The next section the county will work on runs along the river from Camino Carlos Real to San Ysidro Court, off Siler Road. The county acquired almost 11 acres of land in the stretch from the Trust for Public Land for $50,196.

The San Ysidro Crossing and park near the historic Agua Fría village is the county’s shining example of what Baker hopes will happen along other stretches of the trail. Volunteers have planted hundreds of native trees and shrubs in the last three years. “The most positive comments about San Ysidro came from longtime residents,” Baker said. “In their childhood, they had walked along the river. As adults, it had become a gravel pit and a big, dry arroyo.”

Off-road vehicle enthusiasts were damaging the riverbanks; the county installed a fence to discourage access, she said.

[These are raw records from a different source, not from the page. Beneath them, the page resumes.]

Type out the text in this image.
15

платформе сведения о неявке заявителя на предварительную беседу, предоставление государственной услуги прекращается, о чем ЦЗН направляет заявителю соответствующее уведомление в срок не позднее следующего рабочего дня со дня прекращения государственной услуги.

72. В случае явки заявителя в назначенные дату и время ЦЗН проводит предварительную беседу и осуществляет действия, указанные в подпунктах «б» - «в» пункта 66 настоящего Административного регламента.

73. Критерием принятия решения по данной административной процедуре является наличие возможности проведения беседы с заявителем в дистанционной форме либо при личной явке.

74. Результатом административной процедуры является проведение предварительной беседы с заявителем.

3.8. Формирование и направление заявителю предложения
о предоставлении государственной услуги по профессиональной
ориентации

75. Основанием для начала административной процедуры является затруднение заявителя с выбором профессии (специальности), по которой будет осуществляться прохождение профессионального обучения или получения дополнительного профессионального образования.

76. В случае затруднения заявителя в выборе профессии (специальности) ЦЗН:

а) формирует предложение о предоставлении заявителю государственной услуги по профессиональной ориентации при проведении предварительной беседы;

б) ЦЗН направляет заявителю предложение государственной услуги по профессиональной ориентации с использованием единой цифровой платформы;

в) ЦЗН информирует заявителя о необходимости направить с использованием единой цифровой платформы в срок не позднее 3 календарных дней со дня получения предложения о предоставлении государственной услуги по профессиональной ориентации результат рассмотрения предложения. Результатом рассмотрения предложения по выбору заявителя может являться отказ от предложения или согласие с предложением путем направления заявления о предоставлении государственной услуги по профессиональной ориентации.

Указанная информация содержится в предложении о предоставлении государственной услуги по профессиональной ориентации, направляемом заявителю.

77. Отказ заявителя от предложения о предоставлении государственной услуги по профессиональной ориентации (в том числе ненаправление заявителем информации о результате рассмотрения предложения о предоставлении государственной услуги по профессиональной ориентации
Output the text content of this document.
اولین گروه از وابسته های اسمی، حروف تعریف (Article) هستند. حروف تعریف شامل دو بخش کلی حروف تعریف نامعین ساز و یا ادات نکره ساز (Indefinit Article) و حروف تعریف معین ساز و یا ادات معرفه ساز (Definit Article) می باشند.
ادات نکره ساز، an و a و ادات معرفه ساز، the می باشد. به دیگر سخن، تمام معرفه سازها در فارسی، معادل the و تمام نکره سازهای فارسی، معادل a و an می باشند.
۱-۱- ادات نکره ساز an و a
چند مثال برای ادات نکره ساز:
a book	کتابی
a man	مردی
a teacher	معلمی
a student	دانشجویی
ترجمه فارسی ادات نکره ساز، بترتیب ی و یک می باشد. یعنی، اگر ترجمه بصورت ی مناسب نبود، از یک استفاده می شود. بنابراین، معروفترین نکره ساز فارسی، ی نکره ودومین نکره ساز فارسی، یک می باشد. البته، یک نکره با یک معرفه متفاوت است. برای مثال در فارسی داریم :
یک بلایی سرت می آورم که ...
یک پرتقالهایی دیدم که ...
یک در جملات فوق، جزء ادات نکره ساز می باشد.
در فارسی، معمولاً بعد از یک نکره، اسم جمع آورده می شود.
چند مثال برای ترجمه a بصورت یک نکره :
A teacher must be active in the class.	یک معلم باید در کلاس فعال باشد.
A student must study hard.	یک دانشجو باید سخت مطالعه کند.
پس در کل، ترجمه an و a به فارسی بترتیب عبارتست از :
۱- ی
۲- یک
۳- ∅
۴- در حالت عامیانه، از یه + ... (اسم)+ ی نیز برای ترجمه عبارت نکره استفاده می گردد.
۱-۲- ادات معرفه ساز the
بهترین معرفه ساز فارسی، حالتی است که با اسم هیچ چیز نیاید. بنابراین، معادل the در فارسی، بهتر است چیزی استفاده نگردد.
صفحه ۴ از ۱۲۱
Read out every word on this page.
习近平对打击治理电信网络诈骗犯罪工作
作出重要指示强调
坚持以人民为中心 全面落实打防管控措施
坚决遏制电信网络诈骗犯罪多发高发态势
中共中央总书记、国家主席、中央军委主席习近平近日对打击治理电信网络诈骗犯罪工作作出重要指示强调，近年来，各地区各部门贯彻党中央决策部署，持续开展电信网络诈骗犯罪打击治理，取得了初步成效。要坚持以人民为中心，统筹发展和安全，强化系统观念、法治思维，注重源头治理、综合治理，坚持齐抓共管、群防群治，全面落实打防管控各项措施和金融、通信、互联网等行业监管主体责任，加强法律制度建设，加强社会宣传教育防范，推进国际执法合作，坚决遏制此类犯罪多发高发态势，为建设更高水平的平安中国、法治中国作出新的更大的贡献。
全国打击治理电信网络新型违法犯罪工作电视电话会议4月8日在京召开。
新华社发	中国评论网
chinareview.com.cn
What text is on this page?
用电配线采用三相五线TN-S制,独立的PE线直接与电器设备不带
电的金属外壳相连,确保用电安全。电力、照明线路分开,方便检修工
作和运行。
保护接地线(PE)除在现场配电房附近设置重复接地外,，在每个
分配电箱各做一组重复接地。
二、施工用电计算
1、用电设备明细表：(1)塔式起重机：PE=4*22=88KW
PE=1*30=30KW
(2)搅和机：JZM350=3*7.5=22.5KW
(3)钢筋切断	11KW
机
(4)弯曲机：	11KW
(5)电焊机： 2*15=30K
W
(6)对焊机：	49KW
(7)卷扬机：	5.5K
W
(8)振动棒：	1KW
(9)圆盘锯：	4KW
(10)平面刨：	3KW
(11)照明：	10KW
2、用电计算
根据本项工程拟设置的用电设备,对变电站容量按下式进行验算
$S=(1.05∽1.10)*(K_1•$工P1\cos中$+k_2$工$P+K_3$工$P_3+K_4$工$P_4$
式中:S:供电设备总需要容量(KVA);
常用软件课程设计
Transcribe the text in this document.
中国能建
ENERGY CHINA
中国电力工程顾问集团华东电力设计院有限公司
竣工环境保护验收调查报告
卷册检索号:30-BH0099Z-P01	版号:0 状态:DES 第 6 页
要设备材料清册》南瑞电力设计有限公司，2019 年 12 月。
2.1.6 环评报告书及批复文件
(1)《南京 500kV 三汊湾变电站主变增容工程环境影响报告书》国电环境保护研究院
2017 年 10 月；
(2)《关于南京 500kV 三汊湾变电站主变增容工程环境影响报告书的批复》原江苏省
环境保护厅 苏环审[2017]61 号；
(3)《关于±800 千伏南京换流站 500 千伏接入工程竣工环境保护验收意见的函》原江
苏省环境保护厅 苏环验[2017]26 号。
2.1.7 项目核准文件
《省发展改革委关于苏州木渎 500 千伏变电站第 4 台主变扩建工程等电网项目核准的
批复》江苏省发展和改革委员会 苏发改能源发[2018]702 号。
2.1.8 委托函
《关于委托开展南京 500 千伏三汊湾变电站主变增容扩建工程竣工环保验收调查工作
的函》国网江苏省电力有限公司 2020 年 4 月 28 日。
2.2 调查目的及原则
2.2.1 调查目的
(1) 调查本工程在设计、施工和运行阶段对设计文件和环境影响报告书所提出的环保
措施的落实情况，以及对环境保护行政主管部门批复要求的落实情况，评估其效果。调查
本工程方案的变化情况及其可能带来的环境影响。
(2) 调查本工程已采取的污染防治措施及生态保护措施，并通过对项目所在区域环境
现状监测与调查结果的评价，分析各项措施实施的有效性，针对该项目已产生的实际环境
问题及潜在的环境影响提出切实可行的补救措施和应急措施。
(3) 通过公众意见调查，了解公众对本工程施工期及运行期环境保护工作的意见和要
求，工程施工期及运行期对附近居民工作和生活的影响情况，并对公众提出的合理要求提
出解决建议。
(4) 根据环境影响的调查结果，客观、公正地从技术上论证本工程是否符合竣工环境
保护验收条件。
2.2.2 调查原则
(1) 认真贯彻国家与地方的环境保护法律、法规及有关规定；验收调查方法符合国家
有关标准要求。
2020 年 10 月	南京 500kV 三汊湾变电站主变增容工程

Just east of N.M. 599 is another one-mile river restoration project on state land that has involved federal, state, city, county and youth partners. More than 600 students over the years have helped recreate a bosque along the river that will one day be part of the larger trail.

The county estimates it will cost about $1.5 million a mile for the river restoration and about $1.2 million a mile to acquire easements, Baker said. Trail construction is estimated to cost almost $1.5 million, with most of the money for five pedestrian bridges.

The money is coming from gross-receipts taxes, federal grants and a $3.5 million taxpayer approved bond.

Baker said the biggest challenges to finishing the county’s portion of the trail is the time it takes to track down property owners and negotiate easements. “There’s a lot of small lots and a lot of heirs,” Baker said.